Jeroen van Kwawegen, an attorney representing the plaintiffs, objected and did not answer the question, prompting Adams to cut the hearing short. Adams then issued an order calling on all “interested parties” to provide an answer to his question or give a good reason why they cannot release the information. He threatened the lawyers with contempt and possible expulsion from the case for failure to respond.

The shareholders, in arguments on Wednesday, offered to privately tell the judge who at FirstEnergy ordered the bribes. They said they could not do so publicly because it would violate confidentiality rules associated with discovery (the process of sharing evidence before trial) and mediation.

The shareholders’ attorneys said their obligations were to their customers and to FirstEnergy itself, not to the public.

“Such public disclosure could also be detrimental to FirstEnergy given the myriad related criminal and civil proceedings, ongoing regulatory investigations and the pending securities class action lawsuit in the Southern District of Ohio where FirstEnergy is a defendant,” they wrote.

Kwawegen attached emails attached to the filing showing that he asked lawyers for FirstEnergy and its former executives if they would agree to voluntarily release some of the information. It was rejected by the company, its former CEO Chuck Jones, Dennis Chack and Mike Dowling (whose attorney said they were unwilling to provide a “blanket waiver” but asked for specifics). Jones, Chack and Dowling were all fired in October 2020 amid an internal investigation.

FirstEnergy made similar arguments. The lawsuit and settlement, its lawyers said, are intended to repair the harm caused to the company by its actions. Any public liability, they argued, “risks harming the interests of FirstEnergy and its shareholders, which is the exact opposite of what derivative litigation is intended to do.”

Notably silent on the issue: federal prosecutors. They weighed in neither in court. A spokeswoman for U.S. Attorney for the Southern District of Ohio, Kenneth Parker, did not respond to an inquiry.

The spin-off lawsuit dates back to the passage of House Bill 6 in 2019. The energy overhaul legislation, among other provisions, called for a massive bailout of two nuclear power plants owned at the time by a subsidiary of FirstEnergy. Federal prosecutors said the legislation was worth $1.3 billion to the company.

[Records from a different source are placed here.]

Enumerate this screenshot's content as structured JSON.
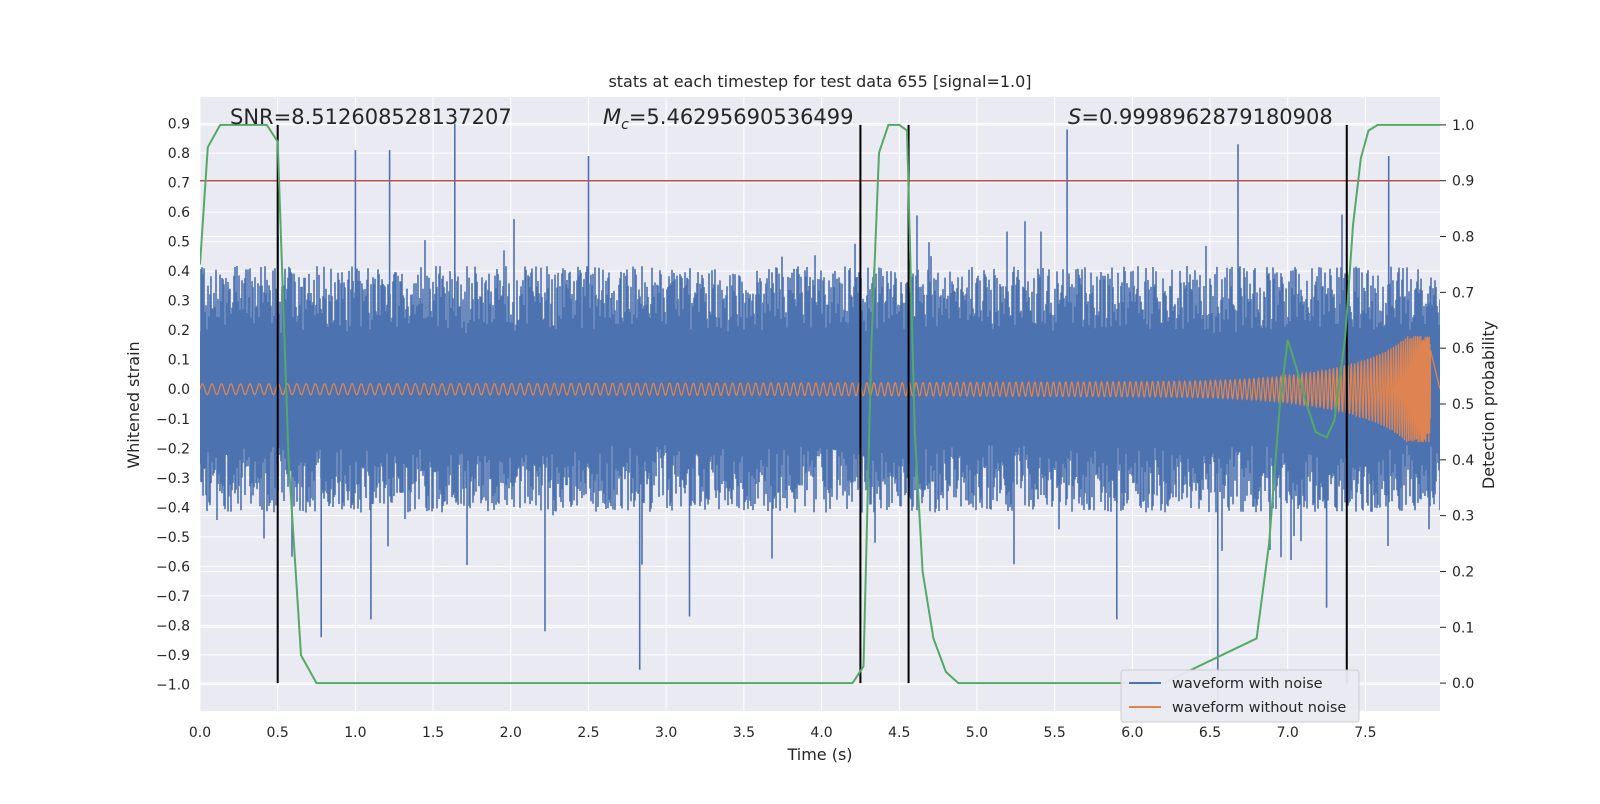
{
  "chart_data": {
    "type": "line",
    "title": "stats at each timestep for test data 655 [signal=1.0]",
    "xlabel": "Time (s)",
    "ylabel": "Whitened strain",
    "y2label": "Detection probability",
    "xlim": [
      0.0,
      7.98
    ],
    "ylim": [
      -1.09,
      0.99
    ],
    "y2lim": [
      -0.05,
      1.05
    ],
    "xticks": [
      0.0,
      0.5,
      1.0,
      1.5,
      2.0,
      2.5,
      3.0,
      3.5,
      4.0,
      4.5,
      5.0,
      5.5,
      6.0,
      6.5,
      7.0,
      7.5
    ],
    "xtick_labels": [
      "0.0",
      "0.5",
      "1.0",
      "1.5",
      "2.0",
      "2.5",
      "3.0",
      "3.5",
      "4.0",
      "4.5",
      "5.0",
      "5.5",
      "6.0",
      "6.5",
      "7.0",
      "7.5"
    ],
    "yticks": [
      0.9,
      0.8,
      0.7,
      0.6,
      0.5,
      0.4,
      0.3,
      0.2,
      0.1,
      0.0,
      -0.1,
      -0.2,
      -0.3,
      -0.4,
      -0.5,
      -0.6,
      -0.7,
      -0.8,
      -0.9,
      -1.0
    ],
    "ytick_labels": [
      "0.9",
      "0.8",
      "0.7",
      "0.6",
      "0.5",
      "0.4",
      "0.3",
      "0.2",
      "0.1",
      "0.0",
      "−0.1",
      "−0.2",
      "−0.3",
      "−0.4",
      "−0.5",
      "−0.6",
      "−0.7",
      "−0.8",
      "−0.9",
      "−1.0"
    ],
    "y2ticks": [
      1.0,
      0.9,
      0.8,
      0.7,
      0.6,
      0.5,
      0.4,
      0.3,
      0.2,
      0.1,
      0.0
    ],
    "y2tick_labels": [
      "1.0",
      "0.9",
      "0.8",
      "0.7",
      "0.6",
      "0.5",
      "0.4",
      "0.3",
      "0.2",
      "0.1",
      "0.0"
    ],
    "annotations": {
      "snr": "SNR=8.512608528137207",
      "mc_symbol": "M",
      "mc_sub": "c",
      "mc_value": "=5.46295690536499",
      "s_symbol": "S",
      "s_value": "=0.9998962879180908"
    },
    "threshold": {
      "axis": "y2",
      "value": 0.9,
      "color": "#c44e52"
    },
    "event_lines_x": [
      0.5,
      4.25,
      4.56,
      7.38
    ],
    "legend": {
      "position": "lower-right",
      "entries": [
        {
          "label": "waveform with noise",
          "color": "#4c72b0"
        },
        {
          "label": "waveform without noise",
          "color": "#dd8452"
        }
      ]
    },
    "series": [
      {
        "name": "waveform with noise",
        "axis": "y",
        "color": "#4c72b0",
        "kind": "noise-band",
        "typical_band": [
          -0.42,
          0.42
        ],
        "spikes": [
          [
            1.0,
            0.81
          ],
          [
            1.64,
            0.9
          ],
          [
            1.22,
            0.81
          ],
          [
            2.5,
            0.79
          ],
          [
            5.58,
            0.88
          ],
          [
            6.68,
            0.83
          ],
          [
            7.65,
            0.79
          ],
          [
            0.78,
            -0.84
          ],
          [
            2.22,
            -0.82
          ],
          [
            2.83,
            -0.95
          ],
          [
            6.55,
            -1.09
          ],
          [
            1.1,
            -0.78
          ],
          [
            3.15,
            -0.77
          ],
          [
            5.9,
            -0.78
          ],
          [
            7.25,
            -0.74
          ]
        ]
      },
      {
        "name": "waveform without noise",
        "axis": "y",
        "color": "#dd8452",
        "kind": "chirp",
        "t_coalescence": 7.92,
        "start_amplitude": 0.018,
        "peak_amplitude": 0.18
      },
      {
        "name": "detection probability",
        "axis": "y2",
        "color": "#55a868",
        "x": [
          0.0,
          0.05,
          0.13,
          0.2,
          0.3,
          0.43,
          0.5,
          0.57,
          0.65,
          0.75,
          0.82,
          4.2,
          4.27,
          4.32,
          4.37,
          4.43,
          4.5,
          4.55,
          4.6,
          4.65,
          4.72,
          4.8,
          4.88,
          5.0,
          5.9,
          6.2,
          6.8,
          6.88,
          6.95,
          7.0,
          7.05,
          7.12,
          7.18,
          7.25,
          7.3,
          7.37,
          7.42,
          7.47,
          7.52,
          7.58,
          7.98
        ],
        "y": [
          0.75,
          0.96,
          1.0,
          1.0,
          1.0,
          1.0,
          0.97,
          0.4,
          0.05,
          0.0,
          0.0,
          0.0,
          0.03,
          0.6,
          0.95,
          1.0,
          1.0,
          0.99,
          0.45,
          0.2,
          0.08,
          0.02,
          0.0,
          0.0,
          0.0,
          0.0,
          0.08,
          0.25,
          0.5,
          0.615,
          0.57,
          0.5,
          0.45,
          0.44,
          0.47,
          0.62,
          0.82,
          0.94,
          0.99,
          1.0,
          1.0
        ]
      }
    ]
  }
}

To secure its passage and thwart a referendum attempt to repeal it, FirstEnergy admitted to providing $60 million to a nonprofit secretly controlled by House Speaker Larry Householder, R-Glenford. The householder reportedly used the funds to elect a slate of candidates who would support his candidacy to become Speaker of the House, engineer passage of the bill, thwart a repeal effort and enrich himself personally. He has pleaded not guilty and is awaiting trial, scheduled for January 2023.

FirstEnergy also admitted to secretly paying $4.3 million to energy attorney Sam Randazzo just before Governor Mike DeWine named him chairman of the Ohio Public Utilities Commission. Randazzo has not been charged with a crime and has denied any wrongdoing.